Although Hurricane Florence made landfall over three months ago, Marines at Marine Corps Base (MCB) Camp Lejeune, Marine Corps Air Station (MCAS) New River, and MCAS Cherry Point are still recovering. From working in comprised facilities and temporary trailers to repairing damaged homes, the military community is facing daily challenges.
“We’ve been seriously impacted by this storm,” said Major General Coglianese, Commander, Marine Corps Installations Command (MCICOM), in a statement on 17 December. “We can’t afford it [recovery] internally – we will need some additional money. We’re doing this wisely, and we’re not trying to… fix things that do not need fixing – we just want to fix the things that are broken.”
On 12 December, General Neller, the Commandant of the Marine Corps, testified before Congress and discussed the need for $3.6 billion in appropriated funds to repair installations impacted by Hurricane Florence. Thirty-one new military construction replacement projects and demolition efforts will cost approximately $2 billion. Repairs to existing buildings will cost $1.3 billion. The remaining $300 million will fund the replacement of destroyed IT systems and other repairs.
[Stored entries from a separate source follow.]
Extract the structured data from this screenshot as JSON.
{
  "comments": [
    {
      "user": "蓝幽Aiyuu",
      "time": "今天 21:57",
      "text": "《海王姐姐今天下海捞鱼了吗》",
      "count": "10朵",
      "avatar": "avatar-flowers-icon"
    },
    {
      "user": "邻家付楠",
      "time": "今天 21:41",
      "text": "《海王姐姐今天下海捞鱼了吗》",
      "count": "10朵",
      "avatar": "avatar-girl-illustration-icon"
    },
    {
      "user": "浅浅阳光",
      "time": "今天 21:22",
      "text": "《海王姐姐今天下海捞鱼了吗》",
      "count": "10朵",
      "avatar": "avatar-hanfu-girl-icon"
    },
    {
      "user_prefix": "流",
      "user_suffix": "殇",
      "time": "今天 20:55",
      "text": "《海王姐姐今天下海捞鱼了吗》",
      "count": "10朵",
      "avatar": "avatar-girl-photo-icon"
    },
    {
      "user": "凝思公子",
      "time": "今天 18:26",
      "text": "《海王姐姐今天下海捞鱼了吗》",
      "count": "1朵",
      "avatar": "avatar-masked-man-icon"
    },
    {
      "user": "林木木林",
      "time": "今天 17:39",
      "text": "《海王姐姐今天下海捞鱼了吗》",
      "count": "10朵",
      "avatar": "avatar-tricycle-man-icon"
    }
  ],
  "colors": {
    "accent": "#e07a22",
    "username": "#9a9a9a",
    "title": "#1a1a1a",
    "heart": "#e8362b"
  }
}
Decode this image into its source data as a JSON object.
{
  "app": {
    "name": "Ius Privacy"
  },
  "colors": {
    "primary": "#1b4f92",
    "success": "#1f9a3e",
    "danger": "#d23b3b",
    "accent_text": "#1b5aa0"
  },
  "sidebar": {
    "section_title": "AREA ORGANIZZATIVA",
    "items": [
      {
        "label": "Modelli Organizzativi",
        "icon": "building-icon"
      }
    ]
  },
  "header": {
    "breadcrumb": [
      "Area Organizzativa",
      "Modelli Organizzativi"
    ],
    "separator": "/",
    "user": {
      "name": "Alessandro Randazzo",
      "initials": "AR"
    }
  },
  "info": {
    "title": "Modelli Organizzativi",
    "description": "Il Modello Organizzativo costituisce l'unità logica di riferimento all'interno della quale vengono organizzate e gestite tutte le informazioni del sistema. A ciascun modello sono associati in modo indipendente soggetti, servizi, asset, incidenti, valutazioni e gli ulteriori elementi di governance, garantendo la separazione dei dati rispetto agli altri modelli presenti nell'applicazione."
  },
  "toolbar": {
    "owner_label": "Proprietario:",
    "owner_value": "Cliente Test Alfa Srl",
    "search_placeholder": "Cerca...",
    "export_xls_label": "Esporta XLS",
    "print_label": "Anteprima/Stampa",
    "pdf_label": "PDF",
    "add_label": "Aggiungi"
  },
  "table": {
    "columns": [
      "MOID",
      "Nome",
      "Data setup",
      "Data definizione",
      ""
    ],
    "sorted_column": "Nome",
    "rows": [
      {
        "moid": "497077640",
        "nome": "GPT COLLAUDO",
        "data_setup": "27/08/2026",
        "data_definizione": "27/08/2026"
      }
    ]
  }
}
“On the facilities and structures for us, if you were to repair it, it would be one number – but if you take the buildings that we would consider to be not worth the cost of just repair but that they need to be rebuilt, the total bill comes to about $3.6 billion,” said General Neller.
MCB Camp Lejeune, MCAS New River, and MCAS Cherry Point heavily contribute to Marine Corps readiness and MCB Camp Lejeune is home to the II Marine Expeditionary Force (II MEF), which oversees and maintains a third of the Marine Corps’ combat operating power. Several headquarters buildings, training facilities, and aircraft hangers were affected by Hurricane Florence. II MEF is now able to meet operational commitments, but training environments remain degraded.
“When you are not able to train as hard and as long and fly as … many hours as you require to maintain a substantial training level that makes you qualified based on current standards, yes … that’s a risk,” said General Neller.
At MCB Camp Lejeune, Hurricane Florence caused erosion above Onslow Beach’s waterline and into the dunes, limiting available training space for amphibious operations. Rail line damage at MCB Camp Lejeune prevents II MEF from utilizing this mission-critical transportation capability for deployments and redeployments.
MCICOM conducted a thorough damage assessment and economic analysis to determine which facilities required replacement, repair, or demolition. Roughly 800 buildings across the three bases have been compromised. About 500 of those buildings were severely damaged, several of which are incapable of being occupied. Approximately 3,000 military personnel and 1,000 on-base family members were displaced. The average age of facilities on these bases is between 40 and 50 years old, with some over 70-years-old.
“The storm was very slow-moving, there was a lot of wind … and it rained for two or three days … a lot of the buildings at Camp Lejeune were very old, they suffered roof damage, exterior damage,” said General Neller.
Nearly 70 percent of the 6,200 homes at these bases also sustained some level of damage. MCICOM and Naval Facilities Engineering Command (NAVFAC) continue to advocate on behalf of residents with the privatized housing partners to establish, communicate, and execute home repair plans.
Although Marines adapt and overcome challenges on a regular basis, this recovery will take years to complete given the hurricane’s magnitude. The safety, security, and well-being of service members, veterans, civilians, and their families is central to the Marine Corps’ mission. MCICOM is dedicated to protecting installations, strengthening resilience, and supporting the military community.